When should we filter posts that mention gay marriage?

BabakHemmatian / Gay_Marriage_Corpus_Study

LDA and RNN for Reddit comments

0 stars 0 forks source link

When should we filter posts that mention gay marriage? #2

Closed sabjoslo closed 7 years ago

sabjoslo commented 7 years ago

From what I understand you're working on something that:

Reads JSON data from a file,
Creates a Python object that stores the line of the file that match a regex, and
Then lemmatizes/analyzes the Python object. I propose filtering posts before saving the response from the API to a file. To be more specific, we could filter the posts that get passed from json_obj (JSON-formatted API response) to data (JSON data to be written to a file) in lines 42-43 of get_all_posts.py.

Does that make sense? If so, I can definitely implement that. Also, did you tell me that you've already done some work writing the regex we'll use to filter posts?

BabakHemmatian commented 7 years ago

I did the same thing you suggested in the last version of the code. Please see the pull request.
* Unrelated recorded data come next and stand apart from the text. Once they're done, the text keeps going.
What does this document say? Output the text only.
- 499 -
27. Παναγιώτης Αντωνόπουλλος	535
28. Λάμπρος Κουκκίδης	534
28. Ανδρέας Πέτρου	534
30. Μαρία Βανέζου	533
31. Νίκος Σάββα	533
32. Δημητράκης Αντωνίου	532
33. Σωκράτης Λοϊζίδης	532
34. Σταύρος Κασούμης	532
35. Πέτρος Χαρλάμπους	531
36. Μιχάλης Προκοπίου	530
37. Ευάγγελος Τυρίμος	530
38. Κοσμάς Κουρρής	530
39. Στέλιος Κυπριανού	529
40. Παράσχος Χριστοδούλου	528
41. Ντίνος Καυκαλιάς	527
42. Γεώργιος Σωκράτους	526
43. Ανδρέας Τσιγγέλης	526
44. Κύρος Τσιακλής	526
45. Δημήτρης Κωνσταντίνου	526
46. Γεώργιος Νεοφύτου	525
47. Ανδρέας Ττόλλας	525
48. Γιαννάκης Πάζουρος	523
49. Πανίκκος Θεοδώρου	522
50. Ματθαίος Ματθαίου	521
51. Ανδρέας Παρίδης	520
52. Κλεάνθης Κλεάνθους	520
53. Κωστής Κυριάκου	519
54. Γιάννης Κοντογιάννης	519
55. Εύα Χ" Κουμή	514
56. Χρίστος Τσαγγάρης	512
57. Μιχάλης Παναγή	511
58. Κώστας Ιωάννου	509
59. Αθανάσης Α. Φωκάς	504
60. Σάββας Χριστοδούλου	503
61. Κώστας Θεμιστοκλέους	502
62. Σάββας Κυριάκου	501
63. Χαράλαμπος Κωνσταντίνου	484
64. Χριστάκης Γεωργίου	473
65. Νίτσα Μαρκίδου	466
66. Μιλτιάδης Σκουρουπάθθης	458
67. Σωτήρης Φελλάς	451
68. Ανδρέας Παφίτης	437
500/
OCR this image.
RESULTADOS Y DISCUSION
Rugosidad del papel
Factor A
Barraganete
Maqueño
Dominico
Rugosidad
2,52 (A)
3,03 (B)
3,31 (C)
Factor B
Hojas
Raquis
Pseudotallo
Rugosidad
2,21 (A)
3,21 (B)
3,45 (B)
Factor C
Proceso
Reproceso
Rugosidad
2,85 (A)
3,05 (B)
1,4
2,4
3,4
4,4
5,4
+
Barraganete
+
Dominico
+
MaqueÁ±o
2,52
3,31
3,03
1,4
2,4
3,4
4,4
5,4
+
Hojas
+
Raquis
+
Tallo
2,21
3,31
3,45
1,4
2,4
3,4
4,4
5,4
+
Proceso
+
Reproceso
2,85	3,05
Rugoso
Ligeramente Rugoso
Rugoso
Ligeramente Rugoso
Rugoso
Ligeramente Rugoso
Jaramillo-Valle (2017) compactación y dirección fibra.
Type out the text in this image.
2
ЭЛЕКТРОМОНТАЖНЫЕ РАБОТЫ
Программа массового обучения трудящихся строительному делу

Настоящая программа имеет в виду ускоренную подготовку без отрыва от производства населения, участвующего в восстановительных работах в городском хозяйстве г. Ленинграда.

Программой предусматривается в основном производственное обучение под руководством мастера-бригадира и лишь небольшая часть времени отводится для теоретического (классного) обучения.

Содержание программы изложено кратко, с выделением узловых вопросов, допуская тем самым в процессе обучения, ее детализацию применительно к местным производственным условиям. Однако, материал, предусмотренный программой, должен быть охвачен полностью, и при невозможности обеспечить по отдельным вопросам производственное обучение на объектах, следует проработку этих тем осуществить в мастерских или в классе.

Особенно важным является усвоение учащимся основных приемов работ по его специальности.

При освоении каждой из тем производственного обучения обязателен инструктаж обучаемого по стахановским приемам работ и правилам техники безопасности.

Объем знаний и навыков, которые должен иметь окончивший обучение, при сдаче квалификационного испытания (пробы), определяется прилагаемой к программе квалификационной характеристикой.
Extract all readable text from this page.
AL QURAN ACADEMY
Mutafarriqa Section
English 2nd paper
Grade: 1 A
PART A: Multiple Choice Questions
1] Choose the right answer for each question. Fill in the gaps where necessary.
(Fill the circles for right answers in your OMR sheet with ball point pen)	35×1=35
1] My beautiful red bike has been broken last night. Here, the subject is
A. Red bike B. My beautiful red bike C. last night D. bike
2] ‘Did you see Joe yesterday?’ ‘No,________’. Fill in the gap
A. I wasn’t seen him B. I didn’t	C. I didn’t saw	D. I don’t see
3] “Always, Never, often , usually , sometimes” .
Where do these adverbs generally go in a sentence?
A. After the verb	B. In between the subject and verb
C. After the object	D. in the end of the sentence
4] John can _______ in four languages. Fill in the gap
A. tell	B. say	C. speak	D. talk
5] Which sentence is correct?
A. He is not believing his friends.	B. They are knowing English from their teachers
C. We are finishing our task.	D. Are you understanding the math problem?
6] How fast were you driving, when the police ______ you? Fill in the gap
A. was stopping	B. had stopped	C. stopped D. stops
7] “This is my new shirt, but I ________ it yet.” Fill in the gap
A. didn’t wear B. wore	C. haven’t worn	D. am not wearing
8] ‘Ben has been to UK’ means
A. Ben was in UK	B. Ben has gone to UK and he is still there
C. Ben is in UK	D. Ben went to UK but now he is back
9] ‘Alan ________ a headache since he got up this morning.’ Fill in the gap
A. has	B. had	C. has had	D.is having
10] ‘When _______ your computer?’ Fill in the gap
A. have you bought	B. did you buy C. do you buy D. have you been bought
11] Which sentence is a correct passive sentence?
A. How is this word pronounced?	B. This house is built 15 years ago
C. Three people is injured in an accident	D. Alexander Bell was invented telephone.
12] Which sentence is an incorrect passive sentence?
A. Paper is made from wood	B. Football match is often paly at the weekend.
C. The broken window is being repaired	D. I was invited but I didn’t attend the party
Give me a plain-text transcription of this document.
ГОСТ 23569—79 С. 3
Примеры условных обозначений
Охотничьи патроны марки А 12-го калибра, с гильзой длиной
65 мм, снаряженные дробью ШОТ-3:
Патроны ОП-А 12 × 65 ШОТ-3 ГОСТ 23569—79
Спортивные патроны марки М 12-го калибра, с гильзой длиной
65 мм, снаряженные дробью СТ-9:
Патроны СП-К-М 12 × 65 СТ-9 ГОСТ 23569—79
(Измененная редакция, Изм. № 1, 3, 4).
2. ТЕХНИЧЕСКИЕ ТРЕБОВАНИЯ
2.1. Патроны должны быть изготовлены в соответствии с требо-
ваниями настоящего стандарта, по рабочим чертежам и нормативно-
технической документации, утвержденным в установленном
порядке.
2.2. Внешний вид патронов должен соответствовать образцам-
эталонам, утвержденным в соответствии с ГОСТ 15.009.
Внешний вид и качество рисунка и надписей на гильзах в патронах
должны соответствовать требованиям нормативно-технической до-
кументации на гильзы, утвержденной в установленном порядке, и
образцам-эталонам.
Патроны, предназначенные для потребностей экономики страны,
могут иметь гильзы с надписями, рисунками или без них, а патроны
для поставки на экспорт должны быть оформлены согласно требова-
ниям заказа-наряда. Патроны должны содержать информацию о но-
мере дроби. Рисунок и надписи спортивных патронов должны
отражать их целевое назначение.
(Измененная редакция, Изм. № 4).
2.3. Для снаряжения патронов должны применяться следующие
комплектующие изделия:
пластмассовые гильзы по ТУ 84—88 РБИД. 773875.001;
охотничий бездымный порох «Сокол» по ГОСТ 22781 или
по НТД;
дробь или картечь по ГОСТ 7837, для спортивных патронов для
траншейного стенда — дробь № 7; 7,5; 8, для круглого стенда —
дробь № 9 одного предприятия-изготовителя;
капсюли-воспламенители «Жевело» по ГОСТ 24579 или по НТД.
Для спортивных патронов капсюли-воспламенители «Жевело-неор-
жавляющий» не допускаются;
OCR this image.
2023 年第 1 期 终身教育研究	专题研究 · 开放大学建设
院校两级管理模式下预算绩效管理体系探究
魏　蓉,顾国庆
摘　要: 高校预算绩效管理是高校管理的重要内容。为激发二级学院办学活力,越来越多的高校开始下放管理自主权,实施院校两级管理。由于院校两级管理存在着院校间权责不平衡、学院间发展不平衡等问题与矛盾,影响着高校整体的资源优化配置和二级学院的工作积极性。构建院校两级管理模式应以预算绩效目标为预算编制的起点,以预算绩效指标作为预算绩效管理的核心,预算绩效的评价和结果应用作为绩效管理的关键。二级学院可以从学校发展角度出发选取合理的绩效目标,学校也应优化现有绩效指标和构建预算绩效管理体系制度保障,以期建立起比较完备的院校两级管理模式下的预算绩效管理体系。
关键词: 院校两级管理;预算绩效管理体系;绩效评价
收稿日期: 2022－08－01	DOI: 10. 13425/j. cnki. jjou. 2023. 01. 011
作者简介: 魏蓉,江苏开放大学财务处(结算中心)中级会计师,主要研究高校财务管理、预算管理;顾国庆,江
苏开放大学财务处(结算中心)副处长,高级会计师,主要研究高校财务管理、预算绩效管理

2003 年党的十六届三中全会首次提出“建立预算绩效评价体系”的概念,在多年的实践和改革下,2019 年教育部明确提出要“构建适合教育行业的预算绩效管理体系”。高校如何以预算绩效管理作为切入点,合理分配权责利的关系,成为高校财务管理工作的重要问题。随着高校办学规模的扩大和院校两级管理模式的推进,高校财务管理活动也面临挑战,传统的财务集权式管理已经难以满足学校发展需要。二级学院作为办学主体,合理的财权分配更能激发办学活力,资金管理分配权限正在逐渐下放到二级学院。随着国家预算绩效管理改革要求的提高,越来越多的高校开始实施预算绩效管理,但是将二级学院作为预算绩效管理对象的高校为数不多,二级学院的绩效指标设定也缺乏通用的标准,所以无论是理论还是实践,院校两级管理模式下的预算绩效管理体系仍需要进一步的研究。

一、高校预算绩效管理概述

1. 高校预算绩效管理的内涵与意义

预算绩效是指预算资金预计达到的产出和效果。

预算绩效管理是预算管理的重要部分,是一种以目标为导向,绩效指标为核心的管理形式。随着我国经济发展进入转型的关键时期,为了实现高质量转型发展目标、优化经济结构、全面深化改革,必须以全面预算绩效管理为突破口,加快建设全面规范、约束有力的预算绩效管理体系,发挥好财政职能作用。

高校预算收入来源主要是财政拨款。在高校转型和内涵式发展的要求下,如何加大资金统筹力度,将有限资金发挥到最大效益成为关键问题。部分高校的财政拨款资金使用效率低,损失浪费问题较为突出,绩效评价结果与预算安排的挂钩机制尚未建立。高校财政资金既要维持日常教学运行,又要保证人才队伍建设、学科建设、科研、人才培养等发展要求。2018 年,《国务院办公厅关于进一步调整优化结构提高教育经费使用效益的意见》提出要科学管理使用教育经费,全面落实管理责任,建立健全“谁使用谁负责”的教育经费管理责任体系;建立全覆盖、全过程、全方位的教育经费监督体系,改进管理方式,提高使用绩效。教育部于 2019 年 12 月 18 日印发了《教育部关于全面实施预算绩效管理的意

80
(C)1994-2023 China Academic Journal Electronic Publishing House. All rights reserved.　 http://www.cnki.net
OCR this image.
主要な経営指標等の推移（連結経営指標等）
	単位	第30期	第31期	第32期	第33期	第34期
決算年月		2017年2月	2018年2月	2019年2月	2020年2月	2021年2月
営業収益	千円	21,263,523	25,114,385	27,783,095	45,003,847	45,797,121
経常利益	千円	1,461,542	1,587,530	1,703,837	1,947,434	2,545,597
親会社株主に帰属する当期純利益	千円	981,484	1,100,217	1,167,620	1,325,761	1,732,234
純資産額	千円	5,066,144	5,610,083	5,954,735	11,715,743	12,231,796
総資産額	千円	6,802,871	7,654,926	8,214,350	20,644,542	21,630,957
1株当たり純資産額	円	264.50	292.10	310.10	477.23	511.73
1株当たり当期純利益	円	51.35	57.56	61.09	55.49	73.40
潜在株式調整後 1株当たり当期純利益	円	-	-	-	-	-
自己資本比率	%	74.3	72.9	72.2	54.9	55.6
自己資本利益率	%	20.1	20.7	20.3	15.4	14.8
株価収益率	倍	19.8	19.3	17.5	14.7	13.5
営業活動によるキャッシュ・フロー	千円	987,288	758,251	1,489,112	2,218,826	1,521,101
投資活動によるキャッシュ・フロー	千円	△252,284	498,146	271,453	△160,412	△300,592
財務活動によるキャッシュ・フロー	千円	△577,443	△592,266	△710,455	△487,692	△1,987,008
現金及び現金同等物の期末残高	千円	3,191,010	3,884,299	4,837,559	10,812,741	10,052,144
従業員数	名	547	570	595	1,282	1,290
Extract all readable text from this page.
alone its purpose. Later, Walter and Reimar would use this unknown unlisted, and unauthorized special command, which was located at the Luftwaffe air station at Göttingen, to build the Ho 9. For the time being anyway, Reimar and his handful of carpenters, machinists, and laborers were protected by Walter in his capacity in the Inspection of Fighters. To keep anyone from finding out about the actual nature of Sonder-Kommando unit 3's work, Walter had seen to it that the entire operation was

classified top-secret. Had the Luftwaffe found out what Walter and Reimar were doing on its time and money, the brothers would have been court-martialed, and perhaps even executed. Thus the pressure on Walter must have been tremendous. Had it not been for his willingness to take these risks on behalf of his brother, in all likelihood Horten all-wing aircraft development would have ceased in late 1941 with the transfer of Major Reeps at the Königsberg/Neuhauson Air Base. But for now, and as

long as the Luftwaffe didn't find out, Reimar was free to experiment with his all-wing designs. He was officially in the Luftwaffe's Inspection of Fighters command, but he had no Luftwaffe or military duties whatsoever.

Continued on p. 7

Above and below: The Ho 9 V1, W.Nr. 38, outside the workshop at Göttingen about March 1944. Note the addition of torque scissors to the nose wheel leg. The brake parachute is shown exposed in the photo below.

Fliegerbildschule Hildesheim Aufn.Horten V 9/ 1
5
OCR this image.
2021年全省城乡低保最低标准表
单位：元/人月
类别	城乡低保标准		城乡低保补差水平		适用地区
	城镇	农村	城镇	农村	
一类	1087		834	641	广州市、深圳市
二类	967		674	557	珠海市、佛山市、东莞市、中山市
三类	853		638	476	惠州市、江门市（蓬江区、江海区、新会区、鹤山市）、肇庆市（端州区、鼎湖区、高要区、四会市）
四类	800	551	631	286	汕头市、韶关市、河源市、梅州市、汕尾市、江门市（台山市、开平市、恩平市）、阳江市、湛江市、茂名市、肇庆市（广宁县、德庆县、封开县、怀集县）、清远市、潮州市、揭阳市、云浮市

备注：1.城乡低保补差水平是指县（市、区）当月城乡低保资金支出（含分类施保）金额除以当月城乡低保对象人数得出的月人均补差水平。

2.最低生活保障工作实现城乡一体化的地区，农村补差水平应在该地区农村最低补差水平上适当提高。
sabjoslo commented 7 years ago

What files/lines is the code for regex matching in?

BabakHemmatian commented 7 years ago

26 and 40 in parsereddit.py

sabjoslo commented 7 years ago

So what it looks like you're doing now is:

Take a list of comments saved to file and filter by regex.
Parse/analyze/etc. the remaining comments.

My suggestion would be a change in the step that creates the data files. I guess I'm actually making two suggestions: what is filtered and where it is filtered. What: Filter posts instead of comments. E.g. if a post matches the regex, analyze all the comments on that post. Where: Filter before saving anything to file, e.g. before the creation of a file like RC_2005-12.bz2. I would take the regex you've written, and use it to select which of the API's responses we want to save.

In the end, the flow would look something like:

Query for posts.
Filter posts by regex.
Use the matching posts to query comments.
Save comments to file.
Parse/analyze, etc.

Let me know your thoughts and if any of that isn't clear.

BabakHemmatian commented 7 years ago

Right. Sorry, I didn't read your original comment carefully enough. I'm not thick, believe me lol

Uriel said that the reddit data is organized by message, which means either giving up on filtering posts instead of comments, or creating our own API that might be very time-consuming. Considering how well the topics turned out even given a limited corpus and less-than-perfect setup, I don't think it's worth it. But you said the Facebook API allows for separating posts. Maybe we should have lines in our code that filter posts, but comment them out when running the code on the Reddit corpus.
I was thinking about filtering the corpus before saving anything to file last night. I'm not comfortable with codes that refer to online objects though. Could you please implement these? In the meantime, I'll focus on implementing Uriel's suggestions about the stopword list and the LDA.

sabjoslo commented 7 years ago

OK, I'll write and post something that for 9 news sources does something like:

for SOURCE in SOURCES:
    POSTS=<all the posts made by SOURCE that **match the regex**>
    for POST in POSTS:
       COMMENTS=<all comments on POST>
        saveToFile(COMMENTS)